Data: A new frontier in improving surgical outcomes
There is an opportunity to revolutionise the surgical practice through wider use of robotics to improve hospital bed utilisation and reduced complications by capturing real world data across the surgical pathway including data from theatres.
Each year 10 million patients undergo a surgical procedure in the UK. Surgery accounts for £12 billion (10%) of the NHS budget and a similar amount is spent on dealing with adverse surgical outcomes. The latter will undoubtedly increase as our ageing population comes to require surgical interventions.
Older people suffer from multiple medical conditions (multi-morbidity), including frailty, which explains why one third of all deaths in the UK occur in patients within 90 days of surgery. This will be further compounded by patients waiting much longer to have their operation. This is the challenge we will address.
Digital Surgical Pathway (Digital Surgical Twin) will be driven by data from patients, surgical navigation tools and robots, captured throughout the surgical journey. The multi-source data will be exploited in two ways to transform surgery:
· To improve outcomes and reduce NHS beds dependency by creating personalised surgical plans that take individual health factors into account.

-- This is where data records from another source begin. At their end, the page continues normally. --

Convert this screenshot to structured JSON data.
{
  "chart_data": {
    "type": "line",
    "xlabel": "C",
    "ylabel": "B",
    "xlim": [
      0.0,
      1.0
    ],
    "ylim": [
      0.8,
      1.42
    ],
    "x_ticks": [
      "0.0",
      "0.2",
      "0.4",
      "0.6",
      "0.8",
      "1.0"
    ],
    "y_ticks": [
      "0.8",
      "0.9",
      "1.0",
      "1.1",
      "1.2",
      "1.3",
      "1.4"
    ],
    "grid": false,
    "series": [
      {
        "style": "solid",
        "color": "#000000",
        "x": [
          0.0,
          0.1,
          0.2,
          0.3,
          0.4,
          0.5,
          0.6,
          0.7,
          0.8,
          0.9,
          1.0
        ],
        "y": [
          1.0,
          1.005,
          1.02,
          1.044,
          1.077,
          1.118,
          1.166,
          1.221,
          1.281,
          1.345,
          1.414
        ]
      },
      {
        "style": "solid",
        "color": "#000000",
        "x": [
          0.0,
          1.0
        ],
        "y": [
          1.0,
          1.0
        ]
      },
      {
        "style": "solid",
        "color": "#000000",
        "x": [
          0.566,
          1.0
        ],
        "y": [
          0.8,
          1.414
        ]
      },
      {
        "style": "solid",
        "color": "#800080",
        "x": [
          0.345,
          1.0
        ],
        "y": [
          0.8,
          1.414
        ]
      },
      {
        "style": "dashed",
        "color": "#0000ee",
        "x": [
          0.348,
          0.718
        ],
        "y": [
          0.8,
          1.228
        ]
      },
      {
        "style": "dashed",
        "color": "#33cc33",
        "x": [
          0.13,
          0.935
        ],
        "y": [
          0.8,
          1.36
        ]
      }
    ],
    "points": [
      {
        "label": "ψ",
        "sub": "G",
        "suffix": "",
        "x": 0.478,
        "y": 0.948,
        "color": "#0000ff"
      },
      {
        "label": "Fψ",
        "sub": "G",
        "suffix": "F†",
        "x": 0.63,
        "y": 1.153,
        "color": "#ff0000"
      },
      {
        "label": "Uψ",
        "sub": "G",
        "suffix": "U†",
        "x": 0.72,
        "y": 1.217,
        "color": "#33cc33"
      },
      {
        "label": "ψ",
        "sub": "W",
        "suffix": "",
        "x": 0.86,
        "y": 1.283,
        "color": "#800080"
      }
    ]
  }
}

· To transform future workforce training in surgical and non-technical skills through enabling human experience platforms and enhanced cognitive technologies such as augmented/virtual reality and simulation.
The main drivers for change are significant developments in the fields of:
· Robotics: robotic surgery can significantly reduces hospital bed utilisation, post-surgical complications, and NHS costs. Kinematic data of surgeon’s hand and finger movements in robotic surgery can be curated, which we can analyse to predict the outcome of a procedure.
· Data and AI: big data and AI are transforming many fields, particularly in healthcare, which accounts for two thirds of all the data generated. Joining patients’ longitudinal medications, genomic and multi-morbidity data, along with dynamic data from electronic health records and data extracted from surgical robots will generate personalised surgical plans.
· Augmented/Virtual Reality: Augmented/Virtual Reality can, if combined with properly structured educational content, accelerate improvement in surgical skills. It can also track the attainment of competencies more objectively than can currently available methods that depend on subjective human judgement.
This will require core investment into A National Health Data Research Hub in Surgery. It will be a unique ecosystem at a national level, built around a trusted research environment (TRE) with access to data on patients’ surgical journeys that is unavailable elsewhere. This will be used to create a personalised digital twin of a patient’s surgical journey across all interventions.
The Hub will be an outward facing organisation involving diverse and complementary cross-sector partnerships and capabilities. There is an agreement in principle to develop the data hub in partnership with HDR UK and incorporate it into their current network of eight hubs. This will de-risk and rapidly advance the creation of the data hub.